Can you extract the public:canada_admin_boundaries layer referenced in the notebook to add it to bird-house/birdhouse-deploy#381?

Asking our in-house Geoserver @Zeitsperre power user, can the request from @fmigneault above be done?

The issues that need to be sorted out are:

The reason being all staging and test servers of PAVICS should be able to load this Geoserver data unattended.

fmigneault commented 1 year ago

Ensure this dataset can be distributed publicly legally

Note that I'm not fixed on that specific dataset if there is an issue. Anything that can be swapped for the test notebook is fine. Though, if this one is not allowed, there would be an actual issue because this layer is already available publicly! https://pavics.ouranos.ca/geoserver/ows?service=WFS&acceptversions=2.0.0&request=GetFeature&layers=public:canada_admin_boundaries&typeName=public:canada_admin_boundaries&bbox=-74.5,45.2,-73,46

  • Provide a mechanism to distribute this dataset and load it into Geoserver without using Geoserver WebUI for test automation
  • How big it this dataset, where to host it?

Can be a snapshot for test purposes. It does not need to be updated automatically. It can also be a subset that match the bbox area of the test notebook if the original is big. This test sample would in birdhouse-deploy as an optional-component for tests. That component could either place it in the right location in the stack and mounted in GeoServer directly (if that is sufficient/possible?), or do a one-shot docker run to post the features via GeoServer API.

Zeitsperre commented 1 year ago

Hi all, please excuse the radio silence, I was getting re-certified for first aid this week.

Can you extract the public:canada_admin_boundaries layer referenced in the notebook to add it to bird-house/birdhouse-deploy#381?

This way, we can also validate that everything works when bird-house/birdhouse-deploy#348 is ready as well.

Absolutely, the dataset can be found via the Canada Census Boundaries geometries. It is publicly available data under the Open Canada License. No legal distribution issues. I'll find a copy and convert it to GeoPackage or GeoJSON (anything but Shapefile).

In order to load the file into GeoServer, this project would likely be one of the better candidates (geoserver-rest). It's much more mature than it was just a few years ago. Once the data is locally available to the server/service, the library has dataset publishing functions.
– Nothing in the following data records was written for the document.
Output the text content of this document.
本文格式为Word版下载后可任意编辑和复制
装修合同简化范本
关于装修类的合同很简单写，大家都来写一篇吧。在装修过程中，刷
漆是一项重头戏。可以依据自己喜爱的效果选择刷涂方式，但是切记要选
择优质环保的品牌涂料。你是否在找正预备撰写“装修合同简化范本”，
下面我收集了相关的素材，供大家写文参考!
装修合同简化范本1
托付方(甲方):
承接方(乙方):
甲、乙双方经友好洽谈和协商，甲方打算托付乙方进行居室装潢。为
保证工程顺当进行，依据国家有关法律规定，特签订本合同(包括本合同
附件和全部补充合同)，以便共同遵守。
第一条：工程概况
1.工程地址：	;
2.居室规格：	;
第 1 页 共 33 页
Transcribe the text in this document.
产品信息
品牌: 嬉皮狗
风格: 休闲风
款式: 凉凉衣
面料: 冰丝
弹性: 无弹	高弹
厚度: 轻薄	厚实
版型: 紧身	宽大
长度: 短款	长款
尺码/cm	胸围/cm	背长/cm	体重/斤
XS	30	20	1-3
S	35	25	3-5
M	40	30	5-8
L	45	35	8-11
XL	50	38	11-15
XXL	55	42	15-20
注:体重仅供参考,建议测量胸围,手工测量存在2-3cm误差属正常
Will confirm the size and report back.

Edit: The compressed dataset is around 170 MB, so we would need to host it somewhere (or fetch it on deployment? https://www12.statcan.gc.ca/census-recensement/2021/geo/sip-pis/boundary-limites/files-fichiers/lpr_000b21g_e.zip). Interestingly, StatCan offers an ESRI REST service for the layers now: https://geo.statcan.gc.ca/geo_wa/rest/services/2021/Cartographic_boundary_files/MapServer.

fmigneault commented 1 year ago

The notebook only seems to query WFS in GeoJSON format and display it on a map. If the original example is 170MB, I think it is better to find a new one and simply update the notebook. The test layer could be anything much smaller than this.

Zeitsperre commented 1 year ago

@fmigneault

In that case, literally anything in a geospatial format from here would be fine: https://www.donneesquebec.ca/recherche/dataset. Lots of options and I can add anything we'd like to the production GeoServer.

fmigneault commented 1 year ago

Ok. Random selection: https://www.donneesquebec.ca/recherche/dataset/vmtl-lieux-batiments-vocation-publique

fmigneault commented 1 year ago

Other alternative is to POST data on the Geoserver REST endpoint before querying it in https://github.com/Ouranosinc/pavics-sdi/blob/master/docs/source/notebooks/WFS_example.ipynb Example notebook doing it: https://app.reviewnb.com/Ouranosinc/PAVICS-e2e-workflow-tests/pull/125/

tlvu commented 11 months ago

@fmigneault

In that case, literally anything in a geospatial format from here would be fine: https://www.donneesquebec.ca/recherche/dataset. Lots of options and I can add anything we'd like to the production GeoServer.

Just to be clear, this is not about adding to the production GeoServer. This is about automating the data provisioning in a fresh and empty GeoServer so all testing instance of PAVICS will have the matching data for the test notebook to run.

fmigneault commented 11 months ago

Yes of course. The data is necessary only for the test.